Single Instruction Multiple Data (SIMD)
SIMD is a form of data parallelism where one instruction performs the same operation on multiple data points simultaneously, using specialized wide CPU registers.
Why use SIMD?
A single control unit drives multiple processing units, cutting overhead in the instruction stream. For vector/matrix math, image processing, and tight numerical loops it delivers parallelism inside one core, complementary to threads.
Accessed via intrinsics or assembly. Used for vector/matrix operations, image processing, computationally intensive jobs.
I ran into this trying to make Eigen matrices constexpr: https://stackoverflow.com/questions/49096618/does-there-exist-information-relating-to-eigenmatrix-constexpr-constructor
Really mastered this at Tesla.
Vector registers by architecture
| Architecture | SIMD Set | Vector Registers | Register Size |
|---|---|---|---|
| x86/x86-64 | MMX | MM0 - MM7 | 64-bit |
| x86/x86-64 | SSE | XMM0 - XMM15 | 128-bit |
| x86/x86-64 | AVX | YMM0 - YMM31 | 256-bit |
| x86/x86-64 | AVX-512 | ZMM0 - ZMM31 | 512-bit |
| ARM | NEON | Q0 - Q31 (also D0 - D31) | 128-bit |
| ARM | SVE | Z0 - Z31 (scalable) | Variable |
| RISC-V | RVV | v0 - v31 | Variable (128-bit to 2048+ bits) |
| PowerPC | AltiVec | v0 - v31 | 128-bit |
| PowerPC | VSX | vs0 - vs63 | 128-bit |
| SPARC | VIS | f0 - f31 | 64-bit (used in SIMD pairs) |
From ECE459 L17
Origins trace to 70s supercomputers. Modern examples: GPUs, x86 SSE, SPARC VIS, Power/PowerPC AltiVec.
Downsides
All units do the same thing, which isn’t always useful. Diminishing returns as width grows: the wider the vector, the less likely your problem has that many identical operations [Ton09].

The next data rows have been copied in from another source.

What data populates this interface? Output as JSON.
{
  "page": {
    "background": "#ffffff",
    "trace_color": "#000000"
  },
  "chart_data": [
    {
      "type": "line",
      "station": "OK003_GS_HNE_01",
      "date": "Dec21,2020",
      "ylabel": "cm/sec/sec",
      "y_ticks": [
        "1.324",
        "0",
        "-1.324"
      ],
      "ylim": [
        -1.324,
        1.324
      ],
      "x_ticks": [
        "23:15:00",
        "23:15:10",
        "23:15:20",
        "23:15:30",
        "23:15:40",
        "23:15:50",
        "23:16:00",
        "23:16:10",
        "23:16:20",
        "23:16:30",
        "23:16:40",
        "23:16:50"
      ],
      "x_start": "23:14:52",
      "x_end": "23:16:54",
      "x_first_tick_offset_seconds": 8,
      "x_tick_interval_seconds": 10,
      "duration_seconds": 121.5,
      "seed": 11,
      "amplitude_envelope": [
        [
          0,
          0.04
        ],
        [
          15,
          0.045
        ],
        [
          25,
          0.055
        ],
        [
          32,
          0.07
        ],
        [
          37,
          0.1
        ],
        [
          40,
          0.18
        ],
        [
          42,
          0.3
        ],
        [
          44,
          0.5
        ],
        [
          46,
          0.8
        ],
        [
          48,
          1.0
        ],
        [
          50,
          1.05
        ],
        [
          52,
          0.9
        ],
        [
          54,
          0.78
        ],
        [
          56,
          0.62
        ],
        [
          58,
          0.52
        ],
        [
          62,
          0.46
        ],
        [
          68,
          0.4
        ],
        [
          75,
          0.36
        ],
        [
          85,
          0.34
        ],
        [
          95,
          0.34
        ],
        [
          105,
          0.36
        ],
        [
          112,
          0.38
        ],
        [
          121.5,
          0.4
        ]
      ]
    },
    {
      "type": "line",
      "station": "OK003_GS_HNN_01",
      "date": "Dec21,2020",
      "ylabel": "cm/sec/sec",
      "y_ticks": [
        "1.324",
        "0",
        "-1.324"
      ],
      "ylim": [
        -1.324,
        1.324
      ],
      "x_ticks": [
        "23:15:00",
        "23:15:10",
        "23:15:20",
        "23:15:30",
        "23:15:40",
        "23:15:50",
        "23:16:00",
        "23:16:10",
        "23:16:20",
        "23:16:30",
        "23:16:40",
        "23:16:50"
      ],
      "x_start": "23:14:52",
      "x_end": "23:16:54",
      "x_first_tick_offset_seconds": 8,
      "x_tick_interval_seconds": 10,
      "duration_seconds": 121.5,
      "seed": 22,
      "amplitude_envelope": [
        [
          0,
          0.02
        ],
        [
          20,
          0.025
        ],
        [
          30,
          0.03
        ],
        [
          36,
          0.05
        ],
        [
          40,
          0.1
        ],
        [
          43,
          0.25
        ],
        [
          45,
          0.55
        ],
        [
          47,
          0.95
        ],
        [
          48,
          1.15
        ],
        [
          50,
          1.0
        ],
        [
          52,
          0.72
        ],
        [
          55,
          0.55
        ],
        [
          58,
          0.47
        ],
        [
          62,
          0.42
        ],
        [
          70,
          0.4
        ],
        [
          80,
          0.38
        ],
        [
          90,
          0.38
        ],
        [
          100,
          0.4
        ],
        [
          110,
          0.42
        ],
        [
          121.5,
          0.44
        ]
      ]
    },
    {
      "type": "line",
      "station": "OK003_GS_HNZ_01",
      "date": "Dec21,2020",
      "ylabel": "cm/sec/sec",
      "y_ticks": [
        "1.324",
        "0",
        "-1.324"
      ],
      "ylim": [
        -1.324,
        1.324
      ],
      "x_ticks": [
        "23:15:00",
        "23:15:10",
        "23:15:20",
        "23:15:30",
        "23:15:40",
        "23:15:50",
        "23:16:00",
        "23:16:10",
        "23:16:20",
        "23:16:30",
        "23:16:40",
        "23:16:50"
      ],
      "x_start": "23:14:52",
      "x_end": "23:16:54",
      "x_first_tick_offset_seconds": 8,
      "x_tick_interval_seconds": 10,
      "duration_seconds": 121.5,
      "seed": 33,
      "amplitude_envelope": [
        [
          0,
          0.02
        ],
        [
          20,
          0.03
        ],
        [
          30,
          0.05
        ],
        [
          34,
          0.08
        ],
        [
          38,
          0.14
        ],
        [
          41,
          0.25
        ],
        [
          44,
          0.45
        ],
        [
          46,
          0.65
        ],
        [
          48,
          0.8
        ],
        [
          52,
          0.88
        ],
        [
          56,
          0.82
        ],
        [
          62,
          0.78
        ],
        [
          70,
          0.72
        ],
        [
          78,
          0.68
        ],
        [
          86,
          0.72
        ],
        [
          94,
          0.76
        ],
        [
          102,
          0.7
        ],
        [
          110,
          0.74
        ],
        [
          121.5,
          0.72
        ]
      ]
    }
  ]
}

Poor person’s SIMD. Pack several small values into one wide integer so a single instruction modifies many. Pay for bit shifts, sign-extension gotchas, and manual math. Use real SIMD instead.
Auto-vectorization. For for ((a,b),c) in a.iter().zip(b).zip(c) { *c = *a + *b; }, rustc defaults give scalar movsd / addsd. With -O, it emits packed movupd / addpd touching 128 bits at a time, so the loop runs half as many iterations. The compiler also synthesizes variants for odd lengths.
SIMD is not thread-level, it is complementary. Good for small data where thread startup cost would dominate. Lemire [Lem18] argues vector instructions are often a more efficient parallelization than threads: less CPU and power, faster runtime.
Using it explicitly (e.g. simdeez):
simd_runtime_generate!(pub fn add(a: &[f32], b: &[f32]) -> Vec<f32> {
let len = a.len();
let mut result: Vec<f32> = Vec::with_capacity(len);
result.set_len(len);
for i in (0..len).step_by(S::VF32_WIDTH) {
let a0 = S::loadu_ps(&a[i]);
let b0 = S::loadu_ps(&b[i]);
S::storeu_ps(&mut result[0], S::add_ps(a0, b0));
}
result
});Generates scalar / sse2 / sse41 / avx variants. Call via unsafe { add_sse2(&a, &b) }.
Alignment. Rust aligns primitives to their sizes by default. #[repr(packed(N))] or #[repr(align(N))] override. #[repr(C)] gives C’s layout rules.